Replying to some new additions in the proposal:
Thanks asn! "Ask help from organizations that are crawling" Today I emailed to duckduckgo and asked is there an easy way to search new .onions using their search engine. "Checking out the backlinks from public WWW" With known onion address it is possible to find the popularity of an address checking the number of search results: https://duckduckgo.com/?q=%22http%3A%2F%2Fjlve2y45zacpbz6s.onion%22 and https://www.google.com/#q=%22http:%2F%2Fjlve2y45zacpbz6s.onion%22 and https://www.google.com/#q=link:http:%2F%2Fjlve2y45zacpbz6s.onion This way I will get a list that tells the popularity according to links from the public WWW: onion address & number of WWW sites that are linking to it xyz.onion 123 abc.onion 90 uio.onion 24 mre.onion 17 Today I asked from the YaCy's developer how could I use this information. "Commenting features" I agree that commenting might be a mouth of madness because people might write just some random crap there. Technically this would be developed to the Django framework. Note that the priority of this task is low (10). We could decide to leave this commenting feature to the very last task or skip it.
ACK wrt commenting.
As far as backlinks are concerned, while I appreciate how rapid and easy your solution is, you might want to make it a bit more robust.
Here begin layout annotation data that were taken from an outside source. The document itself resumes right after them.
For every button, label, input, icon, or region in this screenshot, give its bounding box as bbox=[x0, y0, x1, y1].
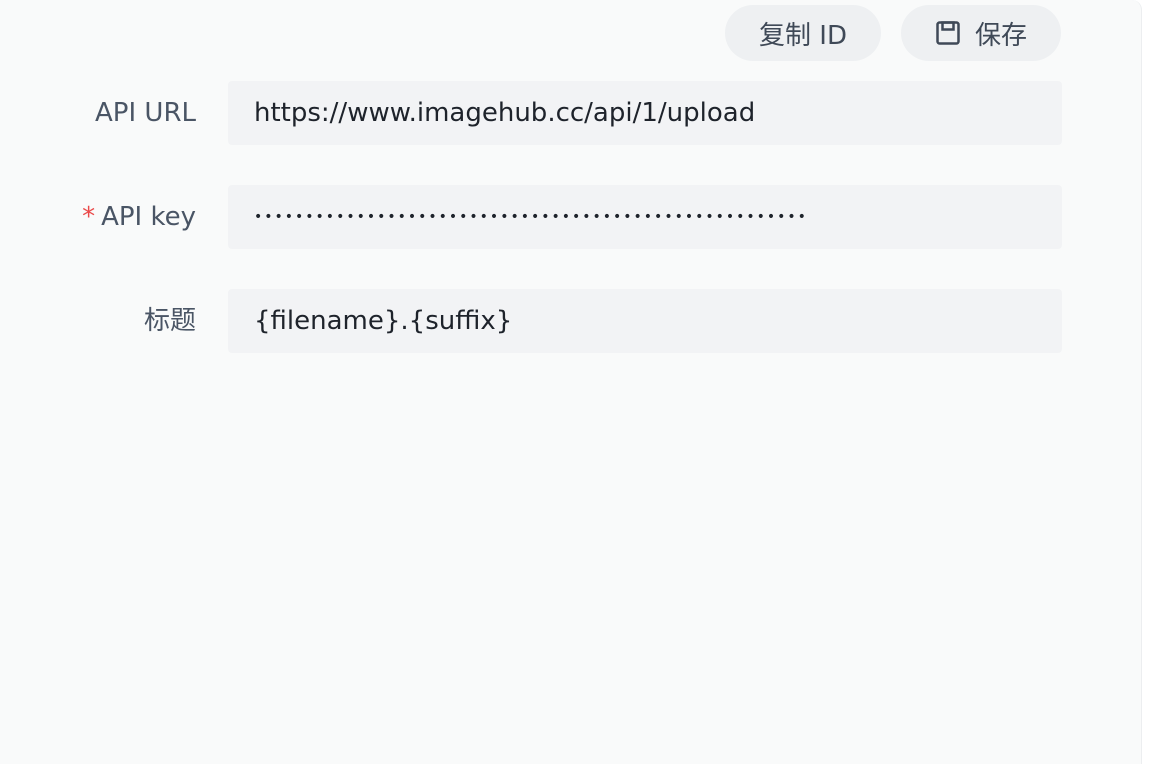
api-url-row: API URL bbox=[0, 81, 1062, 145]
copy-id-button[interactable]: 复制 ID bbox=[725, 5, 881, 61]
api-key-label: API key bbox=[101, 202, 196, 232]
title-input[interactable] bbox=[228, 289, 1062, 353]
floppy-disk-icon bbox=[935, 20, 961, 46]
save-button-label: 保存 bbox=[974, 20, 1027, 51]
title-label: 标题 bbox=[143, 306, 196, 336]
settings-panel: 复制 ID 保存 API URL *API key ••••••••••••••… bbox=[0, 0, 1142, 764]
api-key-row: * API key •••••••••••••••••••••••••••••••… bbox=[0, 185, 1062, 249]
api-key-input[interactable]: ••••••••••••••••••••••••••••••••••••••••… bbox=[228, 185, 1062, 249]
required-asterisk: * bbox=[82, 202, 96, 232]
copy-id-button-label: 复制 ID bbox=[759, 20, 847, 51]
action-toolbar: 复制 ID 保存 bbox=[725, 5, 1061, 61]
api-url-label: API URL bbox=[95, 98, 196, 128]
api-url-input[interactable] bbox=[228, 81, 1062, 145]
api-key-masked-value: ••••••••••••••••••••••••••••••••••••••••… bbox=[254, 209, 808, 225]
title-row: 标题 bbox=[0, 289, 1062, 353]
save-button[interactable]: 保存 bbox=[901, 5, 1061, 61]
api-key-label-group: * API key bbox=[82, 185, 196, 249]
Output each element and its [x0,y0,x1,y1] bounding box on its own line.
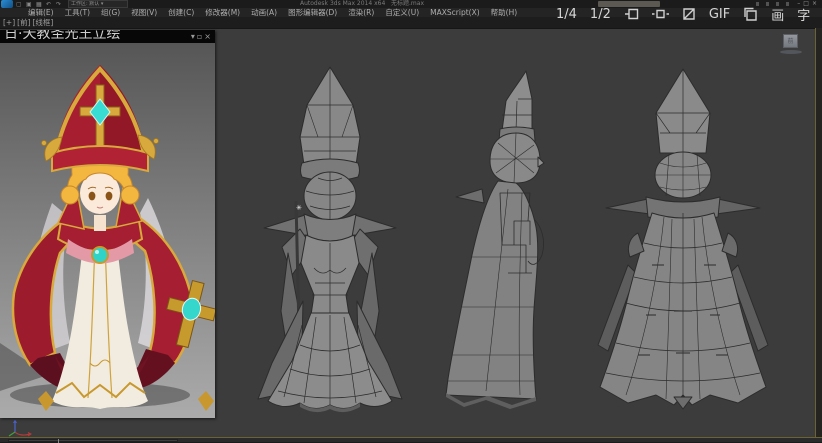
menu-tools[interactable]: 工具(T) [65,8,90,17]
open-file-icon[interactable]: ▣ [26,1,32,8]
viewcube[interactable]: 前 [779,34,803,56]
viewport-menu-shading[interactable]: [线框] [33,18,54,27]
reference-image-window[interactable]: 日·天教圣光王立绘 ▾▫× [0,30,215,418]
scale-quarter-button[interactable]: 1/4 [556,7,577,22]
menu-help[interactable]: 帮助(H) [491,8,518,17]
workspace-dropdown[interactable]: 工作区: 默认 ▾ [68,0,128,8]
viewport-menu-pov[interactable]: [前] [17,18,30,27]
capture-toolbar: 1/4 1/2 GIF 画 字 [556,2,818,26]
redo-icon[interactable]: ↷ [56,1,61,8]
copy-layers-icon[interactable] [743,7,758,21]
scale-half-button[interactable]: 1/2 [590,7,611,22]
world-axis-tripod [6,420,34,437]
undo-icon[interactable]: ↶ [46,1,51,8]
3dsmax-logo-icon[interactable] [1,0,13,8]
file-name: 无标题.max [391,0,424,7]
cursor-sparkle: ✳ [296,205,303,212]
crop-icon[interactable] [682,7,696,21]
wireframe-model-side[interactable] [438,69,588,409]
character-concept-art [0,43,215,418]
viewport-right-border [815,28,822,437]
draw-button[interactable]: 画 [771,5,784,24]
time-slider-tick [58,439,59,443]
save-file-icon[interactable]: ▦ [36,1,42,8]
reference-window-controls: ▾▫× [191,31,213,42]
track-bar[interactable] [0,437,822,442]
new-scene-icon[interactable]: ▢ [16,1,22,8]
menu-rendering[interactable]: 渲染(R) [348,8,374,17]
menu-maxscript[interactable]: MAXScript(X) [430,8,479,17]
reference-window-title: 日·天教圣光王立绘 [4,30,120,43]
viewcube-front-face[interactable]: 前 [783,34,798,48]
gif-button[interactable]: GIF [709,7,730,22]
wireframe-model-back[interactable] [586,65,776,425]
menu-views[interactable]: 视图(V) [131,8,157,17]
menu-group[interactable]: 组(G) [101,8,120,17]
menu-edit[interactable]: 编辑(E) [28,8,54,17]
menu-customize[interactable]: 自定义(U) [385,8,419,17]
resize-icon[interactable] [652,7,669,21]
wireframe-model-front[interactable] [240,63,430,415]
menu-graph-editors[interactable]: 图形编辑器(D) [288,8,337,17]
viewcube-ring [780,50,802,54]
text-button[interactable]: 字 [797,5,810,24]
pin-icon[interactable] [624,7,639,21]
menu-create[interactable]: 创建(C) [168,8,194,17]
window-title: Autodesk 3ds Max 2014 x64 无标题.max [300,0,560,8]
app-title: Autodesk 3ds Max 2014 x64 [300,0,385,7]
viewport-menu-general[interactable]: [+] [3,18,15,27]
menu-animation[interactable]: 动画(A) [251,8,277,17]
menu-modifiers[interactable]: 修改器(M) [205,8,240,17]
reference-window-titlebar[interactable]: 日·天教圣光王立绘 ▾▫× [0,30,215,43]
close-icon[interactable]: × [204,32,213,41]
The way you did it, you treat the 123 references to 'xyz.onion', as strictly better than the 90 references to 'abc.onion'. This is not the case in the real web, since the 123 references to 'xyz.onion' might be SEO and they might be coming from xyz.onion itself or related websites.
Proper search engines assign weights to each backlink, according to how legit the search engine believes the linker to be. This has to do with how many backlinks the linker had, and how legit the HTML content of the linker looks like, etc. You can find more heuristics that search engines use by skimming an SEO book or an SEO forum.
It's up to you how deep you want to go into backlinking during GSoC, but IMO backlinking is a more reliable heuristic than popularity tracking. Up to you anyway!